Many people are on cell phones with low data limits. A "few MB", let's say 3MB == a few, represents 0.1% of someone's data limit. Sure, it's not that much on its own, but it adds up.

Likewise, a few seconds of CPU time is fine if you're on the latest iPhone, but if you're in a developing country on an inexpensive Android phone that few seconds of CPU time is going to turn into a world of hurt.

This cavalier attitude towards bandwidth and CPU time is outright hostile to certain classes of users.

[RobAtticus]

The article mentions 100k page views being ~24MB extra a month, which means we are talking about a token of ~240 bytes. So for a single user you are talking about several kilobytes if they are multiple views to the server, which is now several orders of magnitude less than your original estimate.

[Mister_Snuggles]

For this single thing, this is not a big deal at all.

I was objecting to the "It's 2018 and you're complaining about a few MB of bandwidth and a few seconds of CPU time?" statement, not the technical detail of JWT adding an extra ~240 bytes.

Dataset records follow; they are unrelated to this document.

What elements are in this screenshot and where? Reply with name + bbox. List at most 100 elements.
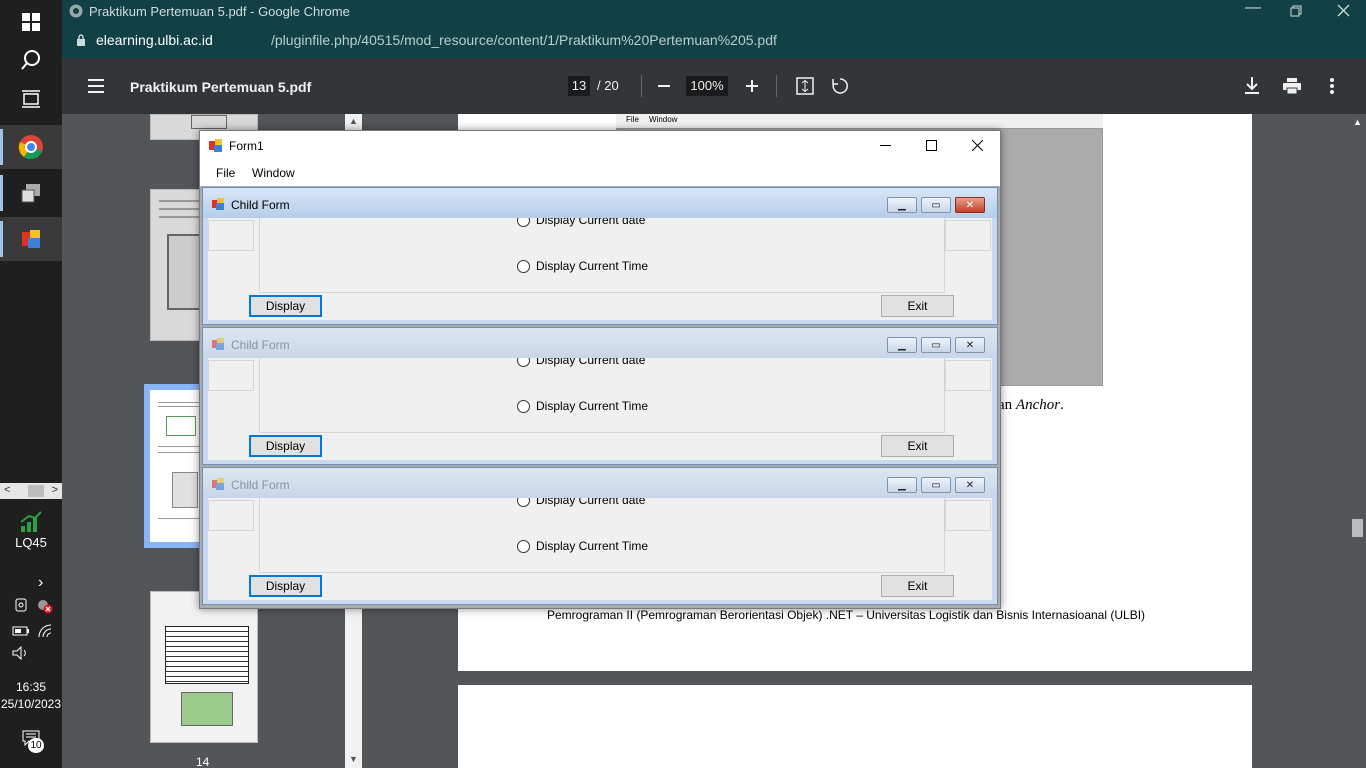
print-icon[interactable]	[1283, 78, 1301, 94]
child-form-title: Child Form	[231, 478, 290, 492]
exit-button[interactable]: Exit	[881, 435, 954, 457]
child-form-body: Display Current date Display Current Tim…	[208, 218, 992, 320]
child-restore-button[interactable]: ▭	[921, 197, 951, 213]
thumbnail-page[interactable]	[150, 591, 258, 743]
form1-title-bar[interactable]: Form1	[200, 131, 1000, 161]
embedded-screenshot-menu: File Window	[616, 114, 1103, 128]
form1-window: Form1 File Window Child Form ▁ ▭ ✕ Displ…	[199, 130, 1001, 609]
rotate-icon[interactable]	[831, 77, 849, 95]
radio-current-time[interactable]: Display Current Time	[517, 539, 648, 553]
close-icon[interactable]	[1337, 4, 1350, 17]
child-minimize-button[interactable]: ▁	[887, 477, 917, 493]
exit-button[interactable]: Exit	[881, 575, 954, 597]
volume-icon[interactable]	[12, 646, 30, 660]
clock-time[interactable]: 16:35	[0, 680, 62, 694]
zoom-out-icon[interactable]	[658, 85, 670, 87]
pdf-next-page	[458, 685, 1252, 768]
form-app-icon	[212, 478, 224, 490]
chrome-icon	[18, 135, 43, 160]
close-icon: ✕	[965, 479, 975, 491]
zoom-input[interactable]: 100%	[686, 76, 728, 96]
close-icon[interactable]	[972, 140, 983, 151]
figure-caption: an Anchor.	[998, 397, 1064, 413]
more-options-icon[interactable]	[1330, 78, 1334, 94]
clock-date[interactable]: 25/10/2023	[0, 697, 62, 711]
page-total: / 20	[597, 78, 619, 93]
taskbar-chrome-button[interactable]	[0, 125, 62, 169]
child-restore-button[interactable]: ▭	[921, 337, 951, 353]
child-close-button[interactable]: ✕	[955, 477, 985, 493]
display-button[interactable]: Display	[249, 575, 322, 597]
network-error-icon[interactable]	[36, 598, 54, 614]
child-minimize-button[interactable]: ▁	[887, 337, 917, 353]
scroll-right-icon[interactable]: >	[52, 484, 58, 496]
lq45-widget[interactable]	[0, 510, 62, 536]
restore-icon[interactable]	[1290, 5, 1302, 17]
child-form-title-bar[interactable]: Child Form ▁ ▭ ✕	[203, 328, 997, 358]
child-minimize-button[interactable]: ▁	[887, 197, 917, 213]
form-app-icon	[212, 198, 224, 210]
child-close-button[interactable]: ✕	[955, 337, 985, 353]
lock-icon	[77, 34, 85, 46]
battery-icon[interactable]	[12, 624, 30, 638]
notification-button[interactable]: 10	[22, 730, 50, 754]
scroll-thumb[interactable]	[28, 485, 44, 497]
maximize-icon[interactable]	[926, 140, 937, 151]
radio-current-time[interactable]: Display Current Time	[517, 399, 648, 413]
minimize-icon[interactable]	[880, 145, 891, 146]
taskbar-form-app-button[interactable]	[0, 217, 62, 261]
chevron-right-icon[interactable]: ›	[38, 574, 43, 592]
radio-current-date[interactable]: Display Current date	[517, 498, 645, 507]
address-bar[interactable]: elearning.ulbi.ac.id /pluginfile.php/405…	[62, 24, 1366, 58]
taskbar: < > LQ45 › 16:35 25/10/2023 10	[0, 0, 62, 768]
embedded-menu-window: Window	[649, 115, 678, 124]
task-view-button[interactable]	[0, 77, 62, 121]
zoom-in-icon[interactable]	[746, 80, 758, 92]
menu-file[interactable]: File	[216, 166, 235, 180]
close-icon: ✕	[965, 199, 975, 211]
child-close-button[interactable]: ✕	[955, 197, 985, 213]
display-button[interactable]: Display	[249, 435, 322, 457]
pdf-file-name: Praktikum Pertemuan 5.pdf	[130, 79, 312, 95]
side-panel	[945, 220, 991, 251]
minimize-icon: ▁	[898, 199, 906, 211]
window-title: Praktikum Pertemuan 5.pdf - Google Chrom…	[89, 4, 350, 19]
horizontal-scrollbar[interactable]: < >	[0, 483, 62, 499]
side-panel	[208, 360, 254, 391]
download-icon[interactable]	[1244, 77, 1260, 95]
form-app-icon	[209, 139, 222, 152]
url-host: elearning.ulbi.ac.id	[96, 32, 213, 48]
page-number-input[interactable]: 13	[568, 76, 590, 96]
child-restore-button[interactable]: ▭	[921, 477, 951, 493]
lq45-label: LQ45	[15, 535, 47, 550]
notification-count-badge: 10	[28, 738, 44, 753]
exit-button[interactable]: Exit	[881, 295, 954, 317]
form1-title: Form1	[229, 139, 264, 153]
child-form-title-bar[interactable]: Child Form ▁ ▭ ✕	[203, 188, 997, 218]
scroll-thumb[interactable]	[1352, 519, 1363, 537]
scroll-up-icon[interactable]: ▲	[349, 116, 358, 126]
taskbar-app-button[interactable]	[0, 171, 62, 215]
minimize-icon: ▁	[898, 339, 906, 351]
child-form-title-bar[interactable]: Child Form ▁ ▭ ✕	[203, 468, 997, 498]
wifi-icon[interactable]	[38, 624, 54, 638]
radio-group: Display Current date Display Current Tim…	[259, 358, 945, 433]
radio-current-date[interactable]: Display Current date	[517, 358, 645, 367]
menu-icon[interactable]	[88, 79, 104, 93]
menu-window[interactable]: Window	[252, 166, 295, 180]
display-button[interactable]: Display	[249, 295, 322, 317]
pdf-toolbar: Praktikum Pertemuan 5.pdf 13 / 20 100%	[62, 58, 1366, 114]
task-view-icon	[22, 90, 40, 108]
radio-current-date[interactable]: Display Current date	[517, 218, 645, 227]
scroll-down-icon[interactable]: ▼	[349, 754, 358, 764]
scroll-left-icon[interactable]: <	[4, 484, 10, 496]
search-button[interactable]	[0, 38, 62, 82]
radio-group: Display Current date Display Current Tim…	[259, 498, 945, 573]
main-scrollbar[interactable]: ▲	[1349, 114, 1366, 768]
child-form-body: Display Current date Display Current Tim…	[208, 498, 992, 600]
radio-current-time[interactable]: Display Current Time	[517, 259, 648, 273]
fit-page-icon[interactable]	[796, 77, 814, 95]
scroll-up-icon[interactable]: ▲	[1353, 117, 1362, 127]
camera-icon[interactable]	[14, 598, 28, 612]
minimize-icon[interactable]: —	[1245, 0, 1261, 17]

I've seen statements similar to this applied to everything from big JavaScript libraries to large "Hero Images" to 2MB GIFs embedded in pages. It's a poor argument and it's representative of an attitude that's hostile to users.

[RobAtticus]

The problem is you are talking about a different problem than the OP. The OP was talking about a few MB and CPU _from the server's perspective_, while you are talking about a few MB and CPU _from the client's perspective_. Yes it would be bad to willy-nilly force clients to take on a few MB per request, but that's not the issue being talked about.

[dano]

This. Often I've had discussions about APIs that take 100ms or more to return a result where the person writing the API and even the product manager do not understand that this response time is likely too long. Going back to the 1960's and the PLATO system, engineers recognized that humans need a response in 500ms or less whether visual, audio, or haptic, to inform them that the system received the input. Therefore, to give a user that same 500ms response time today across the Internet, not just across the room to the mainframe, requires understand the entire latency chain. One approach is to consider that any interaction has a 500ms budget which cannot be exceeded and then start subtracting out the various latency components. Round trip time across the USA, 150ms. DNS, Connect, HTTPS negotiation, TCP setup, etc.. 25ms. Suddenly your down to to 300ms of remaining budget. Lets assume that 5 service API calls need to be made internally to provide the response, 300 / 5 = 60ms avg budget per API call. I'm going to tell you that with today's CPU/RAM/SSD speeds, 60ms is a huge amount of computing time for a reasonable request.

tl;dr, remember the 500ms overall budget for the humans at the end of the pipeline. No one anywhere said I want my response time slower.

[lostcolony]

1/3rd a kilobyte to the user per page request. The MB and CPU time are to your server. Over the entire month. I'll pay that penny.